Os engenheiros usam e abusam de ideias no cotidiano, objetivando sempre aplicar métodos e técnicas viáveis com o auxílio da matemática e das pesquisas. Esses profissionais buscam aliar as melhores condições de segurança ao menor custo, sendo requisitados em todas as áreas, tanto no campo quanto na cidade.
Muitos produtos hoje indispensáveis saíram de suas mentes engenhosas, como automóveis, eletrodomésticos, computadores, obras como edifícios e rodovias, assim como o desenvolvimento do agronegócio.
A profissão de engenheiro foi regulamentada no Brasil através do decreto no 23.569, de 11 de dezembro de 1933, sendo fiscalizada pelos Conselhos Regionais de Engenharia e Agronomia (CREA), subordinados ao Conselho Federal de Engenharia e Agronomia (Confea).
Papel Fundamental
Em recente passagem por Marechal Cândido Rondon, o presidente do CREA Paraná, engenheiro agrônomo Nilson Cardoso, salientou a importância do profissional engenheiro, cuja data foi comemorada ontem (11). “Se analisarmos 100 anos atrás tudo sempre dependeu da mão do engenheiro, como a construção de pontes, rodovias e obras maiores como hidrelétricas. Quando nós citamos engenheiro, costumamos pensar apenas no engenheiro civil, mas não é assim, pois o CREA abrange engenheiro civil, engenheiro elétrico, engenheiro de minas e energia, engenheiros na área de segurança e engenheiros agrônomos, estes voltados ao agronegócio”, ressalta.
Cardoso destaca que o Brasil se desenvolveu com o apoio dos engenheiros, seja pela construção das cidades, que foram levantadas por esses profissionais, ou no campo, onde a tecnologia só avançou devido a pesquisas realizadas pelos engenheiros agrônomos, a partir da extensão rural. “Nas cidades os engenheiros em geral contribuíram para o crescimento e desenvolvimento urbano, enquanto o engenheiro agrônomo esteve presente no campo”, menciona. “Entre as mudanças registradas nos últimos anos estão mais exigências jurídicas, especialmente na área ambiental, pois o agricultor deve produzir, mas precisa ter respeito com o meio ambiente e com sustentabilidade pensando nas gerações futuras. Isso nós buscamos hoje”, acrescenta.
Números
O número de engenheiros no Paraná é expressivo. O Estado reúne cerca de 90 mil profissionais registrados, sendo que o CREA tem regionais distribuídas nos municípios de Apucarana, Cascavel, Curitiba, Guarapuava, Londrina, Maringá, Pato Branco e Ponta Grossa.
“O CREA tem dois papéis fundamentais: um deles é o da fiscalização do exercício do profissional. Nós não fiscalizamos obras e sim o engenheiro, se ele está conduzindo um bom trabalho, se está havendo desvio de conduta, uma vez que o CREA preza muito pela ética profissional. Outro ponto é a valorização. Neste caso o conselho promove cursos e oferece condições para que o profissional se aperfeiçoe e não fique somente com o conhecimento acadêmico, ou seja, siga em atualização permanente”, expõe Cardoso.

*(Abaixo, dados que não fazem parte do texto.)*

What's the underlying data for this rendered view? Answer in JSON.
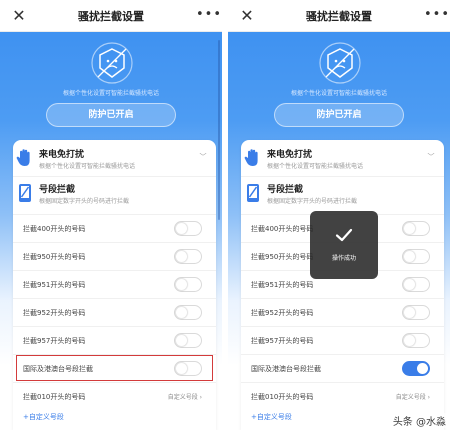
{
  "left_screen": {
    "header": {
      "close_glyph": "✕",
      "title": "骚扰拦截设置",
      "more_glyph": "•••"
    },
    "hero": {
      "description": "根据个性化设置可智能拦截骚扰电话",
      "protect_button": "防护已开启",
      "icon": "shield-face-icon"
    },
    "sections": [
      {
        "title": "来电免打扰",
        "desc": "根据个性化设置可智能拦截骚扰电话",
        "icon": "hand-stop-icon",
        "chevron": "﹀"
      },
      {
        "title": "号段拦截",
        "desc": "根据固定数字开头的号码进行拦截",
        "icon": "phone-block-icon"
      }
    ],
    "rows": [
      {
        "label": "拦截400开头的号码",
        "on": false
      },
      {
        "label": "拦截950开头的号码",
        "on": false
      },
      {
        "label": "拦截951开头的号码",
        "on": false
      },
      {
        "label": "拦截952开头的号码",
        "on": false
      },
      {
        "label": "拦截957开头的号码",
        "on": false
      },
      {
        "label": "国际及港澳台号段拦截",
        "on": false,
        "highlighted": true
      }
    ],
    "custom_row": {
      "label": "拦截010开头的号码",
      "right": "自定义号段 ›"
    },
    "add_link": "+自定义号段"
  },
  "right_screen": {
    "header": {
      "close_glyph": "✕",
      "title": "骚扰拦截设置",
      "more_glyph": "•••"
    },
    "hero": {
      "description": "根据个性化设置可智能拦截骚扰电话",
      "protect_button": "防护已开启",
      "icon": "shield-face-icon"
    },
    "sections": [
      {
        "title": "来电免打扰",
        "desc": "根据个性化设置可智能拦截骚扰电话",
        "icon": "hand-stop-icon",
        "chevron": "﹀"
      },
      {
        "title": "号段拦截",
        "desc": "根据固定数字开头的号码进行拦截",
        "icon": "phone-block-icon"
      }
    ],
    "rows": [
      {
        "label": "拦截400开头的号码",
        "on": false
      },
      {
        "label": "拦截950开头的号码",
        "on": false
      },
      {
        "label": "拦截951开头的号码",
        "on": false
      },
      {
        "label": "拦截952开头的号码",
        "on": false
      },
      {
        "label": "拦截957开头的号码",
        "on": false
      },
      {
        "label": "国际及港澳台号段拦截",
        "on": true
      }
    ],
    "custom_row": {
      "label": "拦截010开头的号码",
      "right": "自定义号段 ›"
    },
    "add_link": "+自定义号段",
    "toast": {
      "text": "操作成功",
      "icon": "checkmark-icon"
    }
  },
  "watermark": "头条 @水淼",
  "colors": {
    "accent": "#3a7de8",
    "highlight": "#d33b3b",
    "header_bg": "#3a8ef0"
  }
}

Ele diz que o CREA Paraná participa de um conselho com todas as entidades de classe do Estado. “Temos associações de engenheiros agrônomos, de engenheiros e arquitetos que são unidas, caso de Marechal Rondon, com a Associação Regional de Engenheiros e Arquitetos (AREA). Tal entidade é organizada, estruturada e reúne bons gestores, sendo respeitada pelo CREA pelos bons presidentes que a conduziram”, enaltece.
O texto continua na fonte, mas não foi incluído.